Wilderness, Robert Penn Warren, Random House, 1961, 310 pp



Robert Penn Warren's seventh novel is set in Civil War times but though he draws on his studies of that conflict, it is really about something else.

Adam Rosenzweig, born a club-footed Bavarian Jew, sets out on a quest to honor his recently deceased father. His intent is to fight for freedom, that having been the defining mission of his father's life. He gets himself a special boot to correct his deformed foot and takes a ship to America where he plans to join the Union Army and fight for the freedom of the slaves.

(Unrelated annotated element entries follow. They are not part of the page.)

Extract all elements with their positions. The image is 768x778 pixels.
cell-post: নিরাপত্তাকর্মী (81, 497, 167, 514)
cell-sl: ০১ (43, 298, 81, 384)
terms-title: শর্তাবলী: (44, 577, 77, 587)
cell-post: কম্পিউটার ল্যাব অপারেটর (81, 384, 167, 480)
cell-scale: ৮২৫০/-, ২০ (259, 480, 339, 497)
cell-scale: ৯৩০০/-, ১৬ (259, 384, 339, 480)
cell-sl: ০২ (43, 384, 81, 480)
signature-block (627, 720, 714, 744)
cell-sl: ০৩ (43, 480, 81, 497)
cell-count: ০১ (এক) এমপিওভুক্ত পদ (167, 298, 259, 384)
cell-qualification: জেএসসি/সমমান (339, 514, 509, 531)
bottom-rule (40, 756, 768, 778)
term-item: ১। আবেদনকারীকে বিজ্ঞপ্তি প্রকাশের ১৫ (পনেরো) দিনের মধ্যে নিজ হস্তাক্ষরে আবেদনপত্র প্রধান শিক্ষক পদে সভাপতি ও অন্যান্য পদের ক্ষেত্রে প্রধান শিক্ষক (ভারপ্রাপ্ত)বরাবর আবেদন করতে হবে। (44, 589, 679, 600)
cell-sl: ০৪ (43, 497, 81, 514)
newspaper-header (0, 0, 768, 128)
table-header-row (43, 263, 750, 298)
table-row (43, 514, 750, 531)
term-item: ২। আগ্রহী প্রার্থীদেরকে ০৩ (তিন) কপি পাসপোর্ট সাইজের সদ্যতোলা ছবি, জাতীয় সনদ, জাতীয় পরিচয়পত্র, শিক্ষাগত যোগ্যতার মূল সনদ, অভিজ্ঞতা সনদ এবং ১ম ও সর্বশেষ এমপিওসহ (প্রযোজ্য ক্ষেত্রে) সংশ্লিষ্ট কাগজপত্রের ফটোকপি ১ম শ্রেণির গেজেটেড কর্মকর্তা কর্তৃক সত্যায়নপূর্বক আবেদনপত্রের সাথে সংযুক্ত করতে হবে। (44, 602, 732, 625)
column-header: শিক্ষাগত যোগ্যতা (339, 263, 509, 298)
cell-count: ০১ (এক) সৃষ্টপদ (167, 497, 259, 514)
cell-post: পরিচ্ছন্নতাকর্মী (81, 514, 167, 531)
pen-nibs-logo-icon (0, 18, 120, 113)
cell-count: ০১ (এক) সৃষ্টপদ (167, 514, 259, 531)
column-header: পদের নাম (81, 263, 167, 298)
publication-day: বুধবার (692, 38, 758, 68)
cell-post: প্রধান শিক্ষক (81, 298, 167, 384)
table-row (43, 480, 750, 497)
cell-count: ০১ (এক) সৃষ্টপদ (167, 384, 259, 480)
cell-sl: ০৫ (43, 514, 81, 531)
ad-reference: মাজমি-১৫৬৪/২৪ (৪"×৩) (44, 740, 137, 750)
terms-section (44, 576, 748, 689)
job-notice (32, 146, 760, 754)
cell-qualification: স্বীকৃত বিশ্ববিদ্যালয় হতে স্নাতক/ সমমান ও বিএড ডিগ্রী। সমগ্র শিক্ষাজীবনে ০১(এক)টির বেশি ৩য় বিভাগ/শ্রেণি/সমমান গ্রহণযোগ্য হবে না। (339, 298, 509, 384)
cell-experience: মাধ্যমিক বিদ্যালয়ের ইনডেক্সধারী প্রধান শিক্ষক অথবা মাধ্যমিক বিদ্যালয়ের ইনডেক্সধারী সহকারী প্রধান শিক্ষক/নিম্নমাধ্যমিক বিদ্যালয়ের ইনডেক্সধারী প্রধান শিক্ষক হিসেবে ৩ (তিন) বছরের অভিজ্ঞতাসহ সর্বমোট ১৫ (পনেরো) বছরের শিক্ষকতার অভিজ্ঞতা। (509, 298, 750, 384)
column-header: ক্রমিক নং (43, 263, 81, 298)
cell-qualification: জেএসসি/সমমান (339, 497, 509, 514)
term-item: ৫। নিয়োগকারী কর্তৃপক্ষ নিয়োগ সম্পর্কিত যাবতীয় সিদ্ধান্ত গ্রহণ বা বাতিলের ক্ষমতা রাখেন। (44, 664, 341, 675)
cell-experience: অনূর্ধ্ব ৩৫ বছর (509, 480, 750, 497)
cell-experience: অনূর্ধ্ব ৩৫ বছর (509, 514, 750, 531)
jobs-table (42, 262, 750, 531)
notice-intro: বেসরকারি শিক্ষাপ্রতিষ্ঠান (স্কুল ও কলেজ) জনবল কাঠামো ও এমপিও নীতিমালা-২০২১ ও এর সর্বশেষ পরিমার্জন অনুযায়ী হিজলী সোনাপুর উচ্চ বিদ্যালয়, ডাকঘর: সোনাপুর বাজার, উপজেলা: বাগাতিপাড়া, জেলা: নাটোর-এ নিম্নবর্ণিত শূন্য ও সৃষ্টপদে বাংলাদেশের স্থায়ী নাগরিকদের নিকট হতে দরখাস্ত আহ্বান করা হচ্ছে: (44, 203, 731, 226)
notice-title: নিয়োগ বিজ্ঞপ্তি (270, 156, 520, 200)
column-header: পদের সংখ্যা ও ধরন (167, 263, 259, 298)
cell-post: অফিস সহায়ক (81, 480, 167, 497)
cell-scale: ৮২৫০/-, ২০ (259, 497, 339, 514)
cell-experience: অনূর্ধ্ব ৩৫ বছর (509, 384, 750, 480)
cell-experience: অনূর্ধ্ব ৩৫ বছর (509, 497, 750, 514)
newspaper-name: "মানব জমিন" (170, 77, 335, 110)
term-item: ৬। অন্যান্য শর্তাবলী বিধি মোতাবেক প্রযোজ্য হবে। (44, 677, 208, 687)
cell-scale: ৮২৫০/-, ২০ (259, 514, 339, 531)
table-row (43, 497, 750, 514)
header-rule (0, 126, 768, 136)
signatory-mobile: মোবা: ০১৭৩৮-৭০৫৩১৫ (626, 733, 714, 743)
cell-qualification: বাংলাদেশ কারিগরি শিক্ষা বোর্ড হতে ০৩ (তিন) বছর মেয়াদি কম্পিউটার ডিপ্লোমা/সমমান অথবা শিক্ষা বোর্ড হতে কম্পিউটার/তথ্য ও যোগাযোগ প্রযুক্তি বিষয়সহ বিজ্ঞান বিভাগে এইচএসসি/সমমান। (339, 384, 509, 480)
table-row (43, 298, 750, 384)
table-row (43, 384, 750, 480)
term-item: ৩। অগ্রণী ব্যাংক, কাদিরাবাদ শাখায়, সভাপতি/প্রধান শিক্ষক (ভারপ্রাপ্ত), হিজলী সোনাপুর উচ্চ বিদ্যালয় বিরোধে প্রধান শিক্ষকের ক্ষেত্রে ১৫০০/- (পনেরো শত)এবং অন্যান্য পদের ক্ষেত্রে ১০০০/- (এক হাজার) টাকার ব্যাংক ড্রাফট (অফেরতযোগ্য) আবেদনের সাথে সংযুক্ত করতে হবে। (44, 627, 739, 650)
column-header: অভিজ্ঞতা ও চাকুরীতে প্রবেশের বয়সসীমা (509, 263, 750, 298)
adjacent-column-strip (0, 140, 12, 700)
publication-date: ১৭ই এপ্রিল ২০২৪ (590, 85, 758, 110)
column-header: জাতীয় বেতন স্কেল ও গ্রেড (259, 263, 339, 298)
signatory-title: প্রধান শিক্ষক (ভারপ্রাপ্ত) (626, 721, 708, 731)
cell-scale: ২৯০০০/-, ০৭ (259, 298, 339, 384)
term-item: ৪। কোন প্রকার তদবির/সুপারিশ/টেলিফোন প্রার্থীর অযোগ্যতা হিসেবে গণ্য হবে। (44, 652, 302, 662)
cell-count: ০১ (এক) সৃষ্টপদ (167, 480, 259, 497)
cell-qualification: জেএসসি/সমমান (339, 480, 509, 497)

Of course nothing turns out as he planned. He spends time in army camps in an area called the Wilderness, working for a sutler. His only friend is a Negro fellow employee and he experiences all the grit and suffering and insanity of war without ever fighting as a soldier.

Thus the novel becomes a story about living according to one's passion, no matter how innocently conceived nor how badly carried out, because to live any other way is hardly to have lived.

I liked the book. At times it reminded me of The Good Lord Bird, by James McBride. The voice and major themes of RPW's writings come through loud and clear.

On the night Adam's father was buried he thought, "This was the moment when the dead realize the truth: This is it, it will never be different. To be dead, he thought, that was to know that nothing would ever be different. He thought: I am alive."

And so we carry on.


(Wilderness is best found at libraries or from used booksellers.)